Local government review will be a boost for Gloucestershire

Author
Ian Mean
Director of Business West Gloucestershire | Business West
21st July 2021

Gloucestershire business, in my view, will welcome Boris Johnson’s idea of creating more directly elected Mayors.

In Gloucestershire, particularly, where we have six district councils with the need to often have one big voice on issues.

Just look at what has happened in the West Midlands. The elected Mayor there, Andy Street, the former John Lewis boss is almost  Boris’s favourite son.

And in Bristol too, we have seen over the past few years government money flow into the city for major costly projects - particularly transport.

Boris Johnson has Levelling Up as his mantra - his definition as Prime Minister. David Cameron had his Big Society.

Both big ideas.

But big ideas in government need detail, and that was sadly lacking in Boris’s Levelling Up half-term report two years after he entered Downing Street.

As the defining mission for this government, business will want to see a lot more flesh on the bones of this skeleton.

However, what did attract me were his thoughts on local council leadership.
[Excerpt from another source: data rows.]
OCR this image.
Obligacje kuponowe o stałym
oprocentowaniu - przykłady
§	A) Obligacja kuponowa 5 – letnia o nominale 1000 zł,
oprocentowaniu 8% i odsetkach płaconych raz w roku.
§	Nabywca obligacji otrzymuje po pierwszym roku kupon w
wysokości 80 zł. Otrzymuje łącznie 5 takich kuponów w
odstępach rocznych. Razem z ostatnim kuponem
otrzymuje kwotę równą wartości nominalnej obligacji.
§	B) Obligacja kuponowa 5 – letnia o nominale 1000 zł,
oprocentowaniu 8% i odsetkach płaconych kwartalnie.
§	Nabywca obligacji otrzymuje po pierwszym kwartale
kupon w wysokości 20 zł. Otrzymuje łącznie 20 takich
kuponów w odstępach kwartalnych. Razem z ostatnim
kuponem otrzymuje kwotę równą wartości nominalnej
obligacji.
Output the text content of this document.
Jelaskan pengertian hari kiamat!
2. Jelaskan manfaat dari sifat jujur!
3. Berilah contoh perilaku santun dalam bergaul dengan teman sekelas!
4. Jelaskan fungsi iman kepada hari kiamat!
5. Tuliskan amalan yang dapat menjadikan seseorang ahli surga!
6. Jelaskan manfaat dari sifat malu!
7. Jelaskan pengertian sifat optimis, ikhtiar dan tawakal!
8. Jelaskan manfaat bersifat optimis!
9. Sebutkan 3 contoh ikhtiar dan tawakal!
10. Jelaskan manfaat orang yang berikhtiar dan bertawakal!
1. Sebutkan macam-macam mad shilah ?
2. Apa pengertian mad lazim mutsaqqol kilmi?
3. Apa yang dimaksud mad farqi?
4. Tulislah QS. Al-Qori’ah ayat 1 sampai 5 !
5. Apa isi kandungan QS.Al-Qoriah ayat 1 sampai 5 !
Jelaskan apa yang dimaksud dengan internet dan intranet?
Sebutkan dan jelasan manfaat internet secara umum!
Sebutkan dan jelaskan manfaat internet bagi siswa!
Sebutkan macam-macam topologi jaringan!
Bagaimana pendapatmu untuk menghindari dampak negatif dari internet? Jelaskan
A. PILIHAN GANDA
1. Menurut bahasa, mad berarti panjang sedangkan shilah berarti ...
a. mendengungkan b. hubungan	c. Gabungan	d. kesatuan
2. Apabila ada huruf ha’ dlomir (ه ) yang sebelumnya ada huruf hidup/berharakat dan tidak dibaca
He wants to encourage more of it from councils wishing to drive through their projects.

In his typical rhetoric, Boris said this brand of more active local leadership was the “ketchup of catch-up”.

It’s not as daft as some people might think because I believe he was giving a nod to the forthcoming local government review out soon.

I believe this review - possibly now delayed until the Autumn - will give a lot more authority to local district councils to drive their own projects and enable them to do so with more direct financial support from Whitehall.

That is what is being achieved by the elected regional Mayors, and business will support that local leadership which will help them grow.

Here in Gloucestershire, we have over 350 local councillors, and I think we must make better use of their vision and local knowledge to really put the county firmly on Boris’s Levelling Up track.

It won’t be easy. Levelling Up, as Boris admitted is a “huge undertaking”.

Gloucestershire needs to embrace it in every way, but more clarity is needed quickly.